The scales are the same in all these eye diagrams. Clearly, the comparator with an ISI-ratio of 2 leads to a worse eye then the second comparator of the P3 code. The choice of the comparators for a chordal code therefore matters a lot.
The simplest answer to this question is: Chord Signaling is a signaling method which uses a chordal code for transmission on detection of signals on multiple wires.

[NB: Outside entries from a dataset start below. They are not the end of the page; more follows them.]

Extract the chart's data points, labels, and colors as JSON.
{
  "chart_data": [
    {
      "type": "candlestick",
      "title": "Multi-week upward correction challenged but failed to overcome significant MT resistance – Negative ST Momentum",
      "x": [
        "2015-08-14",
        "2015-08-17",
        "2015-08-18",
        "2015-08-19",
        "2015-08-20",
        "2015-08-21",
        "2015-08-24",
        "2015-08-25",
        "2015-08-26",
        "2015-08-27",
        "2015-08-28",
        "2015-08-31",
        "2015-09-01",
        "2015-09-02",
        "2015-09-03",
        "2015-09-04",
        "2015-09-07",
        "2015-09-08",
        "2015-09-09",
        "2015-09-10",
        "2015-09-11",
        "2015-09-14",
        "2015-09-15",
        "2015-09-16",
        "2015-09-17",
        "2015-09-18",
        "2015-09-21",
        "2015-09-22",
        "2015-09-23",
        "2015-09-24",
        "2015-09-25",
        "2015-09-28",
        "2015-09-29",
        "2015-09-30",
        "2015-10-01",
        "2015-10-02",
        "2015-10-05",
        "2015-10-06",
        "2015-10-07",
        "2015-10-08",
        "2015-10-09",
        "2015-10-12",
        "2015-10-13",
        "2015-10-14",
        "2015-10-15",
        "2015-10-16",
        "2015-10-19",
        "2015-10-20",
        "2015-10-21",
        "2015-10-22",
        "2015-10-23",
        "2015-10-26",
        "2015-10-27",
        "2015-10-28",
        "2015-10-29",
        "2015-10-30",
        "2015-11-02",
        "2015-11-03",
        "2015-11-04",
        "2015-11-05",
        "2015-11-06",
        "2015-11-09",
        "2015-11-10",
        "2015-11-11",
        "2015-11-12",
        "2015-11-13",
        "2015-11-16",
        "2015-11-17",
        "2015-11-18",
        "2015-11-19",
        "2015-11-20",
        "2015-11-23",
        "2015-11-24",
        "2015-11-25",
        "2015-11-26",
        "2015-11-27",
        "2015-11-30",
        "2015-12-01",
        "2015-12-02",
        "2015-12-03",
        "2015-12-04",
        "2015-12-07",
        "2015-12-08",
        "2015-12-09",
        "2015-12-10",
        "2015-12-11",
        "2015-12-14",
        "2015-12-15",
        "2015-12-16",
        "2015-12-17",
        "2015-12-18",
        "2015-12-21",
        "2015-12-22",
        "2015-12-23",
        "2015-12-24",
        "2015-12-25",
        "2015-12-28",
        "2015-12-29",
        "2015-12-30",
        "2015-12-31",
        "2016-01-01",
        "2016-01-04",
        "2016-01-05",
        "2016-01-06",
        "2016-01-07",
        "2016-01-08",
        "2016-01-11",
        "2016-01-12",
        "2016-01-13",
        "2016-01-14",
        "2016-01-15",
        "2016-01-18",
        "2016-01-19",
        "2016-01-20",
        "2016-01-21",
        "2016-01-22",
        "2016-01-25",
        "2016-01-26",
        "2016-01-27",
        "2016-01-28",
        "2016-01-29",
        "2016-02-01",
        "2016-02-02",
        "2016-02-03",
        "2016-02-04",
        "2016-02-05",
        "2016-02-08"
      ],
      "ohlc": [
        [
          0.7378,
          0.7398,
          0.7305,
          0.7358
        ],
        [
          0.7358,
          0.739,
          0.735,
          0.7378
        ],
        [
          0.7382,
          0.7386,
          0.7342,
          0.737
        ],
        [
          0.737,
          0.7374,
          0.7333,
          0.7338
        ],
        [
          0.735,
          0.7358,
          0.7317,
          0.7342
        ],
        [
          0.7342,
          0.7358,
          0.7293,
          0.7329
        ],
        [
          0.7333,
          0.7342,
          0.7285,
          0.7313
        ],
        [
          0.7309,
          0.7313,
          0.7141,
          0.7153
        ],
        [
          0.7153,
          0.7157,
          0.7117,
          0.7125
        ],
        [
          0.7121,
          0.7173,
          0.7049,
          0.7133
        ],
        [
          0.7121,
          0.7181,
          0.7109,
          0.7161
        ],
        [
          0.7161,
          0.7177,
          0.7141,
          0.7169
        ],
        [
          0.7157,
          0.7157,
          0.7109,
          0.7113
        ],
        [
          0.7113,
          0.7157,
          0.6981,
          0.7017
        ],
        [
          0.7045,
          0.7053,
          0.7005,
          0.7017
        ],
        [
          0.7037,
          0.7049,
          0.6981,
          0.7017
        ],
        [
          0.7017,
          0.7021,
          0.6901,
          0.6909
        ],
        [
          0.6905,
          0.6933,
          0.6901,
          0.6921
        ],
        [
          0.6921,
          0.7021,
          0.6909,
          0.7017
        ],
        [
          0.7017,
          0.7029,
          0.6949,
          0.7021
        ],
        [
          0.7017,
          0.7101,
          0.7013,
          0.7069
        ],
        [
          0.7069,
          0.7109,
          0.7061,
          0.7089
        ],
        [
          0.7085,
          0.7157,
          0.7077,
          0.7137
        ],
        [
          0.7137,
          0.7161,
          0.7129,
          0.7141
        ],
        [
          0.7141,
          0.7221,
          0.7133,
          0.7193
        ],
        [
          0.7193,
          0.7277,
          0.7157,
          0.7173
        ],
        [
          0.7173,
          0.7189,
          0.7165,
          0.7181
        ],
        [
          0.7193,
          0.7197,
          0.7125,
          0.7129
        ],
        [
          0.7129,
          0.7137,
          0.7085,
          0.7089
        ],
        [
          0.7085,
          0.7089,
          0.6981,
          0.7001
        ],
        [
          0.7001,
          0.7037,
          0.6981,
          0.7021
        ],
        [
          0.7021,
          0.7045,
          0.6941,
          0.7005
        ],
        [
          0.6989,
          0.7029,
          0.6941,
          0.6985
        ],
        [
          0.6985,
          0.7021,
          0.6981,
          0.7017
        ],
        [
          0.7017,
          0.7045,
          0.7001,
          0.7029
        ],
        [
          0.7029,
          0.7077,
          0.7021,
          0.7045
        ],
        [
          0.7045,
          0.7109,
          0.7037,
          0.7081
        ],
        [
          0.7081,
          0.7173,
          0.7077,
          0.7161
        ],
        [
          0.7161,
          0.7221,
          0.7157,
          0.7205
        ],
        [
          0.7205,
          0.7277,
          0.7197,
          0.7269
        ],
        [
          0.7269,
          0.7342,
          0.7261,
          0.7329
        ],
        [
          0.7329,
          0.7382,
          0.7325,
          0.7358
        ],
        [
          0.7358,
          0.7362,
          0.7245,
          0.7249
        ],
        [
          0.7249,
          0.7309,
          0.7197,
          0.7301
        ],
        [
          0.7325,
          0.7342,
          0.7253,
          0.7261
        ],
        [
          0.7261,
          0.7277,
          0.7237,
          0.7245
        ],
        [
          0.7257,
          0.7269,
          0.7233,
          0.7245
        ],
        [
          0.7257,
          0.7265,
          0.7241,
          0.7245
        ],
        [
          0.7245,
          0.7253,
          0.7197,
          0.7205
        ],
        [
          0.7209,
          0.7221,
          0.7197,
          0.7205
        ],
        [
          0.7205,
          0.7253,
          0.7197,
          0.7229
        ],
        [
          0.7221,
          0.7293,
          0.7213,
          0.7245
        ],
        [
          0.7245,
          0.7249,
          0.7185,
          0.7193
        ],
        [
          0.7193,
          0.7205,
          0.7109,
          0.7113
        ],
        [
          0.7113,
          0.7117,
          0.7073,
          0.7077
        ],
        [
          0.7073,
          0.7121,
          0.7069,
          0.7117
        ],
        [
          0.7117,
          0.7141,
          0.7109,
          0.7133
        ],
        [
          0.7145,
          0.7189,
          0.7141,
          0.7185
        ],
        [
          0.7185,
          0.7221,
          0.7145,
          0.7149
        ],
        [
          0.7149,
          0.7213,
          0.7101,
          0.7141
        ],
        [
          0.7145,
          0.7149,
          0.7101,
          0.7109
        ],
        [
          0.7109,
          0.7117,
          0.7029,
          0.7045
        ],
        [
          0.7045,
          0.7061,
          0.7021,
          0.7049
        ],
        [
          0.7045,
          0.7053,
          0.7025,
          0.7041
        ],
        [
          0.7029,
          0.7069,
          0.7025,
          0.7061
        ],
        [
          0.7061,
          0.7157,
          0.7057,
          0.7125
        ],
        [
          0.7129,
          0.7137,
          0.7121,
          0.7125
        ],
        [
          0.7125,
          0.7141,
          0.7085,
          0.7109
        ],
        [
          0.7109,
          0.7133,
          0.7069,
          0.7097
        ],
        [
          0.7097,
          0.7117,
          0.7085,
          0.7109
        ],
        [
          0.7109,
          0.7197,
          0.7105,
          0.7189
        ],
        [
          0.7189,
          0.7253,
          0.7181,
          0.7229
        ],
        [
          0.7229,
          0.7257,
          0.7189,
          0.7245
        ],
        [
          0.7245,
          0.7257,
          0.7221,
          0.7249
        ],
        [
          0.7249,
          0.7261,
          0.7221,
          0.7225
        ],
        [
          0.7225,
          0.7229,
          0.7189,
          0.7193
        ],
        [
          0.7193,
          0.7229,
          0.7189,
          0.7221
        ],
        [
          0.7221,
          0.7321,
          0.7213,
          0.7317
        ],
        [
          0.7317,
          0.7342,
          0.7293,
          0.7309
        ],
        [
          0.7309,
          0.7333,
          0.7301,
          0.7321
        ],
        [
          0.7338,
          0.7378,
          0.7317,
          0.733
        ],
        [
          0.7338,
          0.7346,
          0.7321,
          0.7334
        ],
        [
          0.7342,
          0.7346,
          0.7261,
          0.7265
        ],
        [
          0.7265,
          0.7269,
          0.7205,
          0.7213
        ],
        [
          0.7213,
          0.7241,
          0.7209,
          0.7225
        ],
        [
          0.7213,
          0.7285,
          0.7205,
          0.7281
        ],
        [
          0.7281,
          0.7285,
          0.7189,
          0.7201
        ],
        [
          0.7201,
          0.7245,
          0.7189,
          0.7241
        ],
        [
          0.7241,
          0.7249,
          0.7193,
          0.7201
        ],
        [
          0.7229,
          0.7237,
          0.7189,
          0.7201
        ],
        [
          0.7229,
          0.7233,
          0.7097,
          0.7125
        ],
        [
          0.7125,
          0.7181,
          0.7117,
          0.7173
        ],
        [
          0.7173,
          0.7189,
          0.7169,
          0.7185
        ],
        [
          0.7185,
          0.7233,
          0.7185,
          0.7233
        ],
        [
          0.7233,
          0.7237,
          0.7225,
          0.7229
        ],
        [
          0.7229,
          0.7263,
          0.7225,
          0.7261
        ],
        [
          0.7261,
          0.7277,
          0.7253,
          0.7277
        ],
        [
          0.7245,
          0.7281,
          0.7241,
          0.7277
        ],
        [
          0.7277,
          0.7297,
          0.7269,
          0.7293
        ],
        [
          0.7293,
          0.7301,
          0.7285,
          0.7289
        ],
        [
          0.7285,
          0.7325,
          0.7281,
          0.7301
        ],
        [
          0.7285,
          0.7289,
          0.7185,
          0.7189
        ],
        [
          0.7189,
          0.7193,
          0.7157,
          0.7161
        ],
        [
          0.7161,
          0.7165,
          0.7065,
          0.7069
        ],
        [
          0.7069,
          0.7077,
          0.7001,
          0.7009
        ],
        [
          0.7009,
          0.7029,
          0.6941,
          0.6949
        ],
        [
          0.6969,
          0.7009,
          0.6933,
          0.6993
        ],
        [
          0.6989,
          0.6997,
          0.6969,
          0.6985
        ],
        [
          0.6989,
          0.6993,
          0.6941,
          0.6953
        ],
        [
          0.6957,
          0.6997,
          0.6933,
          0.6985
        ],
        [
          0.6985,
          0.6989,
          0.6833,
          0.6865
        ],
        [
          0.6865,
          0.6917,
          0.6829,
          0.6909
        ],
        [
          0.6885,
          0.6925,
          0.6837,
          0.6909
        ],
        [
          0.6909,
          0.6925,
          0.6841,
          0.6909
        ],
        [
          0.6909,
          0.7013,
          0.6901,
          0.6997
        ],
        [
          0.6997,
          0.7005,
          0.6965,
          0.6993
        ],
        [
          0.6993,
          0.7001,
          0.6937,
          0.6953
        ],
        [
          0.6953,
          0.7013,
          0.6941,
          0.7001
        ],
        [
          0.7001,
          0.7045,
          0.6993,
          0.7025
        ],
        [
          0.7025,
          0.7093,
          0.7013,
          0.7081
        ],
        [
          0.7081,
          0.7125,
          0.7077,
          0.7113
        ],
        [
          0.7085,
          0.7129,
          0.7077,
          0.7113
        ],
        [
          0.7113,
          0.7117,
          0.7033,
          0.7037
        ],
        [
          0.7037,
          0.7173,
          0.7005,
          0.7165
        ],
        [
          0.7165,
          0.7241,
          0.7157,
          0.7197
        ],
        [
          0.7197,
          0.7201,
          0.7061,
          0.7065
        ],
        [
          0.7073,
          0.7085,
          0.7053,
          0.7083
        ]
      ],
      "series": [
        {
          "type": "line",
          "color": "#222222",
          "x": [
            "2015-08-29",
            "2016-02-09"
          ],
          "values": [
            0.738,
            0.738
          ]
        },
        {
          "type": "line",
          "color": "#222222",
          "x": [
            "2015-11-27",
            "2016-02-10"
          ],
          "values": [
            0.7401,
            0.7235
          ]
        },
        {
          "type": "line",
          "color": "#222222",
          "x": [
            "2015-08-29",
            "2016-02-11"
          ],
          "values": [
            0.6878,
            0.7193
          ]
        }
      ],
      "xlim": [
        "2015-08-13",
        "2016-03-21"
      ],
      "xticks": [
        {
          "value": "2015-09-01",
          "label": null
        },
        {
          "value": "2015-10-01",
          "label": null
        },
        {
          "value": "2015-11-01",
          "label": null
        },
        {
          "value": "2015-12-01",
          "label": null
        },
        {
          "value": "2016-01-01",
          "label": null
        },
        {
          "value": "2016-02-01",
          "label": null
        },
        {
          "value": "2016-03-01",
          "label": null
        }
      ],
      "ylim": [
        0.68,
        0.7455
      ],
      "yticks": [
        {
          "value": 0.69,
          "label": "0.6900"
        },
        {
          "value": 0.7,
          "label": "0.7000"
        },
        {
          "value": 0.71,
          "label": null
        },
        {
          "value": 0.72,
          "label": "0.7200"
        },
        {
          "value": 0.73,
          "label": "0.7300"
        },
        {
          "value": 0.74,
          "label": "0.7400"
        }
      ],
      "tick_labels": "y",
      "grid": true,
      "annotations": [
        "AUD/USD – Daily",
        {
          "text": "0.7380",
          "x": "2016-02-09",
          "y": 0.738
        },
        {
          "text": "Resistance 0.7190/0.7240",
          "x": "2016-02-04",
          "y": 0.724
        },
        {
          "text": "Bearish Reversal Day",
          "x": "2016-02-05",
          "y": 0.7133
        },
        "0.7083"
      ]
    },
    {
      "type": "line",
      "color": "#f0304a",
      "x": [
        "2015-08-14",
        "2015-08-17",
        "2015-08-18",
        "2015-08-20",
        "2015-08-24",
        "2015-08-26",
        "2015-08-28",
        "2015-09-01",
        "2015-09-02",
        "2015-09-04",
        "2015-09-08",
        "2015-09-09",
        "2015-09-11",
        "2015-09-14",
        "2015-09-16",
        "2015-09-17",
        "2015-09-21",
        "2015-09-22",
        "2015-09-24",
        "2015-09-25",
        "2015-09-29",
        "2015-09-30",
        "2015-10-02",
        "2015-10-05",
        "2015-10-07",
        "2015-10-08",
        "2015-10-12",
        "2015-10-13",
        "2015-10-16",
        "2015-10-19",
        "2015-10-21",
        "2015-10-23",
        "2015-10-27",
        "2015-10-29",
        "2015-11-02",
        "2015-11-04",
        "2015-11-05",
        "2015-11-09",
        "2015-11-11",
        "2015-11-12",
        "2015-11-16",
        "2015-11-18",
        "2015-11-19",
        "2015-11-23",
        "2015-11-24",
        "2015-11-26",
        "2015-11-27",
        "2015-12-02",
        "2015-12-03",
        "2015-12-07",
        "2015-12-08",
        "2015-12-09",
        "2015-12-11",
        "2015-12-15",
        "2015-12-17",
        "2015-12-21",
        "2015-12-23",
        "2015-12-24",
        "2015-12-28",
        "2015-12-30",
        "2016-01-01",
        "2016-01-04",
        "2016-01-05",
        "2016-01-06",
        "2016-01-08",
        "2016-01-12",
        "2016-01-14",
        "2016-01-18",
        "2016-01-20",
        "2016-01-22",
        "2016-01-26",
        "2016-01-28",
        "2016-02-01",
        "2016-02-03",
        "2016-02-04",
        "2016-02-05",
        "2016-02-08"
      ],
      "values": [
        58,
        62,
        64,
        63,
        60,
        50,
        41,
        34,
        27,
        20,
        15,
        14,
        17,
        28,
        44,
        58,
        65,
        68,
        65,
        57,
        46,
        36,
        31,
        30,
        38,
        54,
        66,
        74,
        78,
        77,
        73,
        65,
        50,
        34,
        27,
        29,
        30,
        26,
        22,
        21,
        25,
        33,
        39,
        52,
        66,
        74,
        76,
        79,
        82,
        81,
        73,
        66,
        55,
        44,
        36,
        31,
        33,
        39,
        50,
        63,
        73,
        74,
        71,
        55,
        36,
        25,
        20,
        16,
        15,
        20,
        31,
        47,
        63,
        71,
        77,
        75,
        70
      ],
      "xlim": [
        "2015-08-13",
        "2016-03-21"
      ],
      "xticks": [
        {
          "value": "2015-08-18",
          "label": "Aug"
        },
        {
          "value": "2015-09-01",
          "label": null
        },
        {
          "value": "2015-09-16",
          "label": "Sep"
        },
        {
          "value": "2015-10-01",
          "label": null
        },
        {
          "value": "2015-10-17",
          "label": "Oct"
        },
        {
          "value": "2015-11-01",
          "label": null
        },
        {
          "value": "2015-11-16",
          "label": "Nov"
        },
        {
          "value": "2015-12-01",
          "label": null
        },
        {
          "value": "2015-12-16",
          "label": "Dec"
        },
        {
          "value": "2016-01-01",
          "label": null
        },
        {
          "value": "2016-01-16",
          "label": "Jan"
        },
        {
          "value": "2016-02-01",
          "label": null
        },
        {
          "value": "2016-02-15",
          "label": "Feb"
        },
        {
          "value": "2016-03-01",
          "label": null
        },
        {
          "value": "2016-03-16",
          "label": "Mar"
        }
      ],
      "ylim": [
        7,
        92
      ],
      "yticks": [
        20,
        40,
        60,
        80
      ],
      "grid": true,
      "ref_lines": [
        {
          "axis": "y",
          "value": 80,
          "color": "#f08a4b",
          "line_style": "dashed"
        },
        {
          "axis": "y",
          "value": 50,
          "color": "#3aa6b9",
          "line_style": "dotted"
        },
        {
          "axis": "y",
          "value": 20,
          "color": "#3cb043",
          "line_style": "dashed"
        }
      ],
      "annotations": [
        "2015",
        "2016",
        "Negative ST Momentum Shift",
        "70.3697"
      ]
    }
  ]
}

However, this is only part of the story. Chord Signaling doesn’t only consist of the signaling method itself, which is a vast area at the intersection of information theory and discrete mathematics, but also of the circuits, architectures, and an array of practical simulation and diagnostic applications developed by Kandou Bus to construct, analyze, and implement Chord Signaling in practical products. For example, the simulations leading to the eye diagrams for the signaling schemes in the above sections were all done using Kandou’s in-house statistical eye diagram tool KEYE™. The time domain counterpart of this tool called TAU™ was used extensively during the design of GW28-125-USR. The code for this product, called CNRZ-5, was designed using a set of proprietary tools and algorithms for the design of chordal codes with given constraints.
Kandou Bus is constantly adding to these tools. The story goes on!